Biostatistics Service, Department of Epidemiology and Biostatistics, Memorial Sloan Kettering Cancer Center, New York, NY, USA.
Ann Surg. 2025 Jul 4. doi: 10.1097/SLA.0000000000006828.
To evaluate the association between living in disadvantaged neighborhoods in New York City (NYC) with tumor grade, a clinical proxy for proliferation and tumor aggressiveness, and breast cancer-specific survival (BCSS).
Neighborhood disadvantage (ND) is associated with shorter BCSS, independent of individual-level, tumor, and treatment characteristics, highlighting unmeasured factors associated with this survival disparity.
Women with stage I-III BCa living in NYC treated at Memorial Sloan Kettering Cancer Center from 2013-2024 were included. ND was stratified using the Area Deprivation Index (ADI). The median ADI for the cohort was 3 and was used as the cutoff between neighborhood advantage (NA, ADI 1-3) and ND (ADI 4-10). Multivariable logistic regression and cox proportional hazards modeling, controlling for individual, tumor, and treatment factors, were used to determine the association between ND and tumor grade and BCSS, respectively.
5452 women with BCa were included. 3479 (64%) lived in NA and 1973 (36%) in ND. On multivariable analysis, ND had higher odds of poorly vs. well/moderately differentiated tumors (aOR 1.23, CI 1.03-1.48), independent of age, race/ethnicity, insurance, BMI, smoking/alcohol, stage, and subtype.
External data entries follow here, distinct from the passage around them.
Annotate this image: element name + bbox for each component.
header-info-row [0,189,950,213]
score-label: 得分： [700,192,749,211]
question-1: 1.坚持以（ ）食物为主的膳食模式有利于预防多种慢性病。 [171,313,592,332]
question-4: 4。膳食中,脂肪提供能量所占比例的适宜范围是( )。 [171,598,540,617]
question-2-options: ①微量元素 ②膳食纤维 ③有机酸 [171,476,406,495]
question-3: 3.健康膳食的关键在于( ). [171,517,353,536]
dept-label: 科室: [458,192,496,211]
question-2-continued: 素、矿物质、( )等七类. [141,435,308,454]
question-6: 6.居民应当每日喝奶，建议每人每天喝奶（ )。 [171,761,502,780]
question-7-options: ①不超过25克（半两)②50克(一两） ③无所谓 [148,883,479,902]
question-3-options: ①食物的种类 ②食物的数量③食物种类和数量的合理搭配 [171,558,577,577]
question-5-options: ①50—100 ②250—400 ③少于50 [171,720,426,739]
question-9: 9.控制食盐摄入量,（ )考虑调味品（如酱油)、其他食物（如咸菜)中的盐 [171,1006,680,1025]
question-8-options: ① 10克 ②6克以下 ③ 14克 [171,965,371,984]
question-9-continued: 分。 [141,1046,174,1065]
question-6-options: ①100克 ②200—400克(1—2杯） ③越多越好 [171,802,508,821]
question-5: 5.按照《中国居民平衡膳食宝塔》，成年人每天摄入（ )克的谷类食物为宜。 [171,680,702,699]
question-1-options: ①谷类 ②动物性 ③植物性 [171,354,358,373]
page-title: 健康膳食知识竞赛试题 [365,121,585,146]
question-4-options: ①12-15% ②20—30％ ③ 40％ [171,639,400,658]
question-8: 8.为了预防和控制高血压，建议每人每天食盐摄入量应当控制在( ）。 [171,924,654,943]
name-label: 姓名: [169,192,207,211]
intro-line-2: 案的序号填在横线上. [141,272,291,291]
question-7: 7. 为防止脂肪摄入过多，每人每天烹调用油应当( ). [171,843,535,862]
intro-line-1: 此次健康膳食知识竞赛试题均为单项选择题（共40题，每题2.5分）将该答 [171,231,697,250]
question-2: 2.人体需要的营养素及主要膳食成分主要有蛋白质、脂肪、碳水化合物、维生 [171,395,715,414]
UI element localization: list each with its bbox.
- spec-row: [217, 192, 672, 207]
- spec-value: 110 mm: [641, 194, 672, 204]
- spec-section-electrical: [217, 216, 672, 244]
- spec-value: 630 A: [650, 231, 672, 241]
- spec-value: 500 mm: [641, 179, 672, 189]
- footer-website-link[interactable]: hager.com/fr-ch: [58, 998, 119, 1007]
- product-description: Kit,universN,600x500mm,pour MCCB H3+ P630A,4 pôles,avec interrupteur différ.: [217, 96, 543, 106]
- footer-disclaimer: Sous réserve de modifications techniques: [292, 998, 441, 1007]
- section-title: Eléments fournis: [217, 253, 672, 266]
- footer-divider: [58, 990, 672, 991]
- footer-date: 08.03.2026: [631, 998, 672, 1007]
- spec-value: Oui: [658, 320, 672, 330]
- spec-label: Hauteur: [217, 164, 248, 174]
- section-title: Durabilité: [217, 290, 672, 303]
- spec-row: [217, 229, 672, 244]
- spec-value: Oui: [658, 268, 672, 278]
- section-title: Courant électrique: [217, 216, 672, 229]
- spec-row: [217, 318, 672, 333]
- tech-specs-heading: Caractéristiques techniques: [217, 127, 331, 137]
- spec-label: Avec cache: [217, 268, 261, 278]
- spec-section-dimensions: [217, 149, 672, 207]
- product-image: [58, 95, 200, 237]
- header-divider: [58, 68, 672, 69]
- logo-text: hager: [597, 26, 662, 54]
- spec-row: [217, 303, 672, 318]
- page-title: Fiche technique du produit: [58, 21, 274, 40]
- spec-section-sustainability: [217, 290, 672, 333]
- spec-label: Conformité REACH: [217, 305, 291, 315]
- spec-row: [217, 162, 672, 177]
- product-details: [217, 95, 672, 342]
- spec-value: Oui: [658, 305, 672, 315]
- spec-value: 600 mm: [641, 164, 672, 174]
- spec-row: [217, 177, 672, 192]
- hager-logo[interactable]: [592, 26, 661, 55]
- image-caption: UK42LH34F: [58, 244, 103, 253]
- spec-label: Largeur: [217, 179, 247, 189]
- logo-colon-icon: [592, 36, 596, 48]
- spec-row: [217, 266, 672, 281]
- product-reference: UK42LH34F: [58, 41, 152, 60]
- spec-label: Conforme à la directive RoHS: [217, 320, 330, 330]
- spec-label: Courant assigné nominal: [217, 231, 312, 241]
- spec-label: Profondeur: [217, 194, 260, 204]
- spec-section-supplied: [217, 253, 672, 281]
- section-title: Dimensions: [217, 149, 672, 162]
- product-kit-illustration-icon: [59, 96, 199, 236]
ND was also associated with shorter BCSS (aHR 1.56, CI 1.05-2.38).
Women living in ND in NYC were more likely to present with poorly differentiated tumors and have shorter BCSS. These findings merit further inquiry and lay the foundation for future translational studies to externally validate the mechanisms by which ND "gets under the skin" to impact aggressive BCa tumor biology, and ultimately survival.
评估居住在纽约市(NYC)弱势社区与肿瘤分级(增殖和肿瘤侵袭性的临床指标)以及乳腺癌特异性生存(BCSS)之间的关联。
社区弱势(ND)与较短的BCSS相关,独立于个体水平、肿瘤和治疗特征,突出了与这种生存差异相关的未测量因素。
纳入2013年至2024年在纪念斯隆凯特琳癌症中心接受治疗的居住在NYC的I - III期乳腺癌女性。使用区域剥夺指数(ADI)对ND进行分层。该队列的ADI中位数为3,并用作社区优势(NA,ADI 1 - 3)和ND(ADI 4 - 10)之间的分界点。分别使用多变量逻辑回归和Cox比例风险模型,控制个体、肿瘤和治疗因素,来确定ND与肿瘤分级和BCSS之间的关联。
纳入了5452例乳腺癌女性。3479例(64%)居住在NA社区,1973例(36%)居住在ND社区。在多变量分析中,与高分化/中分化肿瘤相比,ND患者出现低分化肿瘤的几率更高(调整后比值比[aOR] 1.23,可信区间[CI] 1.03 - 1.48),独立于年龄、种族/民族、保险、体重指数、吸烟/饮酒、分期和亚型。ND也与较短的BCSS相关(调整后风险比[aHR] 1.56,CI 1.05 - 2.38)。
居住在NYC的ND社区的女性更有可能出现低分化肿瘤且BCSS较短。这些发现值得进一步探究,并为未来的转化研究奠定基础,以从外部验证ND“深入影响”侵袭性乳腺癌肿瘤生物学并最终影响生存的机制。